2 months ago I started work on my own neural network, I wrote it and it didn't work. Since then I tried a lot of fixes, viewed a lot of videos, guides, and etc. I got how it should work, but didn't figure out what's wrong. I hope you will help me to resolve my dilemma.

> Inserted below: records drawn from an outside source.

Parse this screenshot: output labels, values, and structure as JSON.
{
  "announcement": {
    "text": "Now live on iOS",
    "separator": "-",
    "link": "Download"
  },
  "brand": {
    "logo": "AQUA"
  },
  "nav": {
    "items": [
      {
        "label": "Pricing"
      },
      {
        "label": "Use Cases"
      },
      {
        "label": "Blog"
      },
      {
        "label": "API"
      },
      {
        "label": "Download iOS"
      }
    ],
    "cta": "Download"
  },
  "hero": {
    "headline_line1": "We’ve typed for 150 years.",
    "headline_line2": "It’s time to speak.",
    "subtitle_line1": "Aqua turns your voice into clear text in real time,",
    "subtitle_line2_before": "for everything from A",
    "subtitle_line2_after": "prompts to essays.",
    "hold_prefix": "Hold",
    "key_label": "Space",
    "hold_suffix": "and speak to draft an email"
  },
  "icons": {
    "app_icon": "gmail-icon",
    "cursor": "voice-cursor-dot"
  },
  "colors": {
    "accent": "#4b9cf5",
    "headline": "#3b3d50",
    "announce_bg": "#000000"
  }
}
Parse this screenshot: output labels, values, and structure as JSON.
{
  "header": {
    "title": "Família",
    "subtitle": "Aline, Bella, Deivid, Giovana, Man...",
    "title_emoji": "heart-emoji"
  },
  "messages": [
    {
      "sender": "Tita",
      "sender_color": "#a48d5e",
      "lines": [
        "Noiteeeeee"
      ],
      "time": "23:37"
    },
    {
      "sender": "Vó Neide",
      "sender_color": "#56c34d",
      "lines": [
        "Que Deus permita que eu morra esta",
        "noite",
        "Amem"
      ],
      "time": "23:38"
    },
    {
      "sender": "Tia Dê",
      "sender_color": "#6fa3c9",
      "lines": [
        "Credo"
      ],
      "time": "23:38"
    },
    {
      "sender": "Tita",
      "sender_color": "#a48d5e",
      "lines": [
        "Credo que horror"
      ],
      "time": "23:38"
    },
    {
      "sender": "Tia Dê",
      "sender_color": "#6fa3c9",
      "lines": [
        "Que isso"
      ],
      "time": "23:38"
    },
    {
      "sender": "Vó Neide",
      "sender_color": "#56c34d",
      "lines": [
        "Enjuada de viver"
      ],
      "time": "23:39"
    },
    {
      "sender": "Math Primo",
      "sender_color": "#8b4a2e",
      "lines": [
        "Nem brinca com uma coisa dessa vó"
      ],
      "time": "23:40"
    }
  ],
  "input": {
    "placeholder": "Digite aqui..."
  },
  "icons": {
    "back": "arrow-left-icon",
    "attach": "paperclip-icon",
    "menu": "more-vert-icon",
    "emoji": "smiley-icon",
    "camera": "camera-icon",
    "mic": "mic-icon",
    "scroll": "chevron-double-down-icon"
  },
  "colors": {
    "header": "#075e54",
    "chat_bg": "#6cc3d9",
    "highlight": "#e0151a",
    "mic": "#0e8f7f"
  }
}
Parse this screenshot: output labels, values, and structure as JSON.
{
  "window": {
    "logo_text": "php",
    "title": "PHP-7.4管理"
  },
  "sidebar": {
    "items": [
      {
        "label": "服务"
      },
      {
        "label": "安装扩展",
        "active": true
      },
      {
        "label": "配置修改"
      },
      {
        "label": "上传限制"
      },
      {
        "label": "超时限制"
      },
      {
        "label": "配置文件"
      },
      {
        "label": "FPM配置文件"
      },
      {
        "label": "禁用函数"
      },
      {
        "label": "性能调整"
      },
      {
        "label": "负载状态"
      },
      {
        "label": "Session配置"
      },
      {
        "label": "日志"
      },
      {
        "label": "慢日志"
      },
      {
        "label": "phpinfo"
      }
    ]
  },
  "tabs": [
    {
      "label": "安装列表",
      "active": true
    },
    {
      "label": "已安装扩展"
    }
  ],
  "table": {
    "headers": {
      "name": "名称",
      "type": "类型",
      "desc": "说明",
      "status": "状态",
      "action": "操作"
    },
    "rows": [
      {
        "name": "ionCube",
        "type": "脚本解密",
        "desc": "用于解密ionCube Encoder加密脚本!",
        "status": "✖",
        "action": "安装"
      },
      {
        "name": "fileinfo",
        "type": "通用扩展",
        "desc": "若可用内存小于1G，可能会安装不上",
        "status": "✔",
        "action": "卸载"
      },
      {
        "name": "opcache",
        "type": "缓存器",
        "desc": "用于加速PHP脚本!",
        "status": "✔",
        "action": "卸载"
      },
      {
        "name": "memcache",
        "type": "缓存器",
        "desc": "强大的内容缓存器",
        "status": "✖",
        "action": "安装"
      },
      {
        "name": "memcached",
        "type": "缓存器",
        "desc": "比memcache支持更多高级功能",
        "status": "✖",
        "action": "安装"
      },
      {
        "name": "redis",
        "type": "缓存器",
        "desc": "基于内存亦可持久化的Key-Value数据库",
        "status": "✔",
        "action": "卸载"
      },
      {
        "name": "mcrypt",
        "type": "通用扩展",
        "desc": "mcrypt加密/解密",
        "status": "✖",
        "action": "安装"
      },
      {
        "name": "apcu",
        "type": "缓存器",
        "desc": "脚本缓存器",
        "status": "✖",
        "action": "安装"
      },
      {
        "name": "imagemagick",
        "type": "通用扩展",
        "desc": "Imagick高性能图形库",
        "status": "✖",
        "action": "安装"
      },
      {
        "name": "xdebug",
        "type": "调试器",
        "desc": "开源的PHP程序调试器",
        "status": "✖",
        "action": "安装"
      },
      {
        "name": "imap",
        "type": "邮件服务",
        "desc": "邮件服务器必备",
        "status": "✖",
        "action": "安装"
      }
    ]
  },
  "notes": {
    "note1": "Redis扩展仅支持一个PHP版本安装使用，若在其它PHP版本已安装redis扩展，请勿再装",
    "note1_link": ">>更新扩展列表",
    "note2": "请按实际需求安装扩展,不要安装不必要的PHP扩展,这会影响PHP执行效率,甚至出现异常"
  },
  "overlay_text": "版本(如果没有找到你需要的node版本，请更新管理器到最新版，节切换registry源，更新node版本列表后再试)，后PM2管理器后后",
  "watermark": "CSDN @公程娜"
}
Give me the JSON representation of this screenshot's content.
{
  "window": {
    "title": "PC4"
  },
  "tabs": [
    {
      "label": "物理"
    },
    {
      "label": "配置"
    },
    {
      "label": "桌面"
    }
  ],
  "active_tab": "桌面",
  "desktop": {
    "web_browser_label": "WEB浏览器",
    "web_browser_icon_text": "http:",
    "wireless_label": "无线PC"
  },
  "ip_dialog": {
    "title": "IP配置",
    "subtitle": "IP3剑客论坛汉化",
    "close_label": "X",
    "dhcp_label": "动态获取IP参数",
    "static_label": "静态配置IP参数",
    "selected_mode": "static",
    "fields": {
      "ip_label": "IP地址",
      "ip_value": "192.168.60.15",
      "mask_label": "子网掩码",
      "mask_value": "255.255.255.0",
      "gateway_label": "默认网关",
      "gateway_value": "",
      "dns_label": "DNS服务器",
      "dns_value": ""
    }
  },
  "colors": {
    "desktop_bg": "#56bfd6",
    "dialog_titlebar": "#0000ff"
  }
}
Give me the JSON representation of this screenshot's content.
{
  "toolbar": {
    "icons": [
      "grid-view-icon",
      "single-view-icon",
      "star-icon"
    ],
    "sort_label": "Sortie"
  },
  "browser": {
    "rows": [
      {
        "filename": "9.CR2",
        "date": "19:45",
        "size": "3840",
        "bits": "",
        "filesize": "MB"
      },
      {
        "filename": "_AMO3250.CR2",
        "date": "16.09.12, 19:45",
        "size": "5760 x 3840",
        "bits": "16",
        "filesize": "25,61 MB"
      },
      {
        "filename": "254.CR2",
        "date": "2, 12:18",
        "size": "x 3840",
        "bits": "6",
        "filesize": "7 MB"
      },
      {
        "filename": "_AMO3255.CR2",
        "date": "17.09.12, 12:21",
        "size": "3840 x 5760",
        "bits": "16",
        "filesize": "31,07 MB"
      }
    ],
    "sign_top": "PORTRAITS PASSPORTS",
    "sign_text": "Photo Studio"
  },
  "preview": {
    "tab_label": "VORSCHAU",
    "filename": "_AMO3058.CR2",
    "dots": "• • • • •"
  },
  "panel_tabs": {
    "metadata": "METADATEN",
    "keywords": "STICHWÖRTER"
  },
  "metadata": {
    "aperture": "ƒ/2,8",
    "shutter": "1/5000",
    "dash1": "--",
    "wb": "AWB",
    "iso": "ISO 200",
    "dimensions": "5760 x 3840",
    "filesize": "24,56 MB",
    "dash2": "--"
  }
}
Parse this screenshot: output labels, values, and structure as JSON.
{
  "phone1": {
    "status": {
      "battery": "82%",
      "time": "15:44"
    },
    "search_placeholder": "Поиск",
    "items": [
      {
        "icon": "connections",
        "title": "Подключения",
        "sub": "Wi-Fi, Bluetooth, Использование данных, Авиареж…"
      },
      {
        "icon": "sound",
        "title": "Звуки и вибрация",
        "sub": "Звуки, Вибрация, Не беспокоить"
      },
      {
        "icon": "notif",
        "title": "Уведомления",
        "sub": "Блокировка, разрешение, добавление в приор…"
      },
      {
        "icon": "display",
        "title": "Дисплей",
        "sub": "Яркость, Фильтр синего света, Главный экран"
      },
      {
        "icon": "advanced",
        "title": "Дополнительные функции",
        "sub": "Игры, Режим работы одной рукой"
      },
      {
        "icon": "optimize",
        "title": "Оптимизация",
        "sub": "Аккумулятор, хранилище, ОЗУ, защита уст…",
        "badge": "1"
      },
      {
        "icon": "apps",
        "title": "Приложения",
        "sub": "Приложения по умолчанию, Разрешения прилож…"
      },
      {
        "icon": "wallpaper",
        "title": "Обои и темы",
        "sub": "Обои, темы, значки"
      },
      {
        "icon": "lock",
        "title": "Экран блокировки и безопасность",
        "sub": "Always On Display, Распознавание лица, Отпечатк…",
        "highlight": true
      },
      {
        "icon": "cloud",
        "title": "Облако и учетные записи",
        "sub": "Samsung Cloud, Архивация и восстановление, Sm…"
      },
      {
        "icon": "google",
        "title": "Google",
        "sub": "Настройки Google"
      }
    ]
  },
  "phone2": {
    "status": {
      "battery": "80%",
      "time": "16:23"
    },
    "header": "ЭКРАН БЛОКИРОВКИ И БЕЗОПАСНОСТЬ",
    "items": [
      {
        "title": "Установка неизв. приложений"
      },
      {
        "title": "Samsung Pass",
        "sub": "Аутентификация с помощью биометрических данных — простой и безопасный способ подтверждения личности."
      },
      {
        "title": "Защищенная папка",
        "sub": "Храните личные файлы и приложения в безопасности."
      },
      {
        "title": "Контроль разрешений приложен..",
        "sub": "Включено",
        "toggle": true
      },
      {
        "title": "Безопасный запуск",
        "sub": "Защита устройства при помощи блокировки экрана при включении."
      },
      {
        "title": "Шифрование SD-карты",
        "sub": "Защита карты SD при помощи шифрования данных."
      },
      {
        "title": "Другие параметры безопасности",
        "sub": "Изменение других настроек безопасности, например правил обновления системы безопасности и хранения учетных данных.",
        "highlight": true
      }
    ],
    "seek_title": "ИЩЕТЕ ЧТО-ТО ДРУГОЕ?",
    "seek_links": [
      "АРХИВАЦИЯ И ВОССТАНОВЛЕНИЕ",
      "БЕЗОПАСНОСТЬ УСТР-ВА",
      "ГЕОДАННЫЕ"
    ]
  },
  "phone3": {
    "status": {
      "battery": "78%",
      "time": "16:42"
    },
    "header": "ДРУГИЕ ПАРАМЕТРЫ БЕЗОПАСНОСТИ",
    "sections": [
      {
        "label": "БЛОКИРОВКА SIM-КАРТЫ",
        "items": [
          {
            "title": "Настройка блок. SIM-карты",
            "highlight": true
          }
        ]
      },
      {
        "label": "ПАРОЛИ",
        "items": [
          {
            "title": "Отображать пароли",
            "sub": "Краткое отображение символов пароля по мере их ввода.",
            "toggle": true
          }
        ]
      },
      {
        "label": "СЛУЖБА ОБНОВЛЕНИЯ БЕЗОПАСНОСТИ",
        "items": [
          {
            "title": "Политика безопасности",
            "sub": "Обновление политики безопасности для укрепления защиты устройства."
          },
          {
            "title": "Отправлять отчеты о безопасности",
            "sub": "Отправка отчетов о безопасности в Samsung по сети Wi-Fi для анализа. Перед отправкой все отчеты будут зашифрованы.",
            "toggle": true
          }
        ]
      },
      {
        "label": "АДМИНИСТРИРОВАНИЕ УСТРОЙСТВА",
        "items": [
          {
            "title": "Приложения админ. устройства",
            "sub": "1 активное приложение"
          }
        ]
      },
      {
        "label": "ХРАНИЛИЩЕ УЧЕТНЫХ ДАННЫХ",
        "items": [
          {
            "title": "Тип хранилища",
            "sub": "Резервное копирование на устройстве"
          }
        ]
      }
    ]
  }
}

Below I placed my calculations and here is project repo within all the code you can run, where I clearly hard coded everything: https://github.com/nick4real/NumberRecognizer
// forward prop
[] - 1D array
[,] - 2D array
a0[784] - input layer
a1[16] - hidden layer #1
a2[16] - hidden layer #2
a3[10] - output layer
w1[16,784] - hidden layer #1 weights
w2[16,16] - hidden layer #2 weights
w3[10,16] - output layer weights
b1[16] - hidden layer #1 biases
b2[16] - hidden layer #2 biases
b3[10] - output layer biases
y[10] - expected label
Sigmoid(x) = 1 / (1 + e^-x)
SigmoidDer(x) = x * (1 - x)
z1[i] = Sum(a0[j] * w1[i,j]) + b1[i]
a1[i] = Sigmoid(z1[i])
z2[i] = Sum(a1[j] * w2[i,j]) + b2[i]
a2[i] = Sigmoid(z2[i])
z3[i] = Sum(a2[j] * w3[i,j]) + b3[i]
a3[i] = Sigmoid(z3[i])
cost[i] = (a3[i] - y[i])^2
// backward prop
alpha - learning rate
(x)` - derivative of x
//output
dcost/da3 = (cost)` = 2 * (a3 - y)
da3/dz3 = SigmoidDer(a3)
dz3/dw3 = (z3)` = a2
dz3/db3 = (z3)` = 1 = da3/dz3
//hidden layer #2
dz3/da2 = (z3)` = w3
da2/dz2 = SigmoidDer(a2)
dz2/dw2 = (z2)` = a2
dz2/db2 = (z2)` = 1 = da2/dz2
//hidden layer #1
dz2/da1 = (z2)` = w2
da1/dz1 = SigmoidDer(a1)
dz1/dw1 = (z1)` = a1
dz1/db1 = (z1)` = 1 = da1/dz1
//update
dcost/dz3 = [10]
dcost/dw3 = [10,16]
dcost/dz3[i] = dcost/da3 * da3/dz3 = 2(a3[i] - y[i]) * SigmoidDer(a3[i])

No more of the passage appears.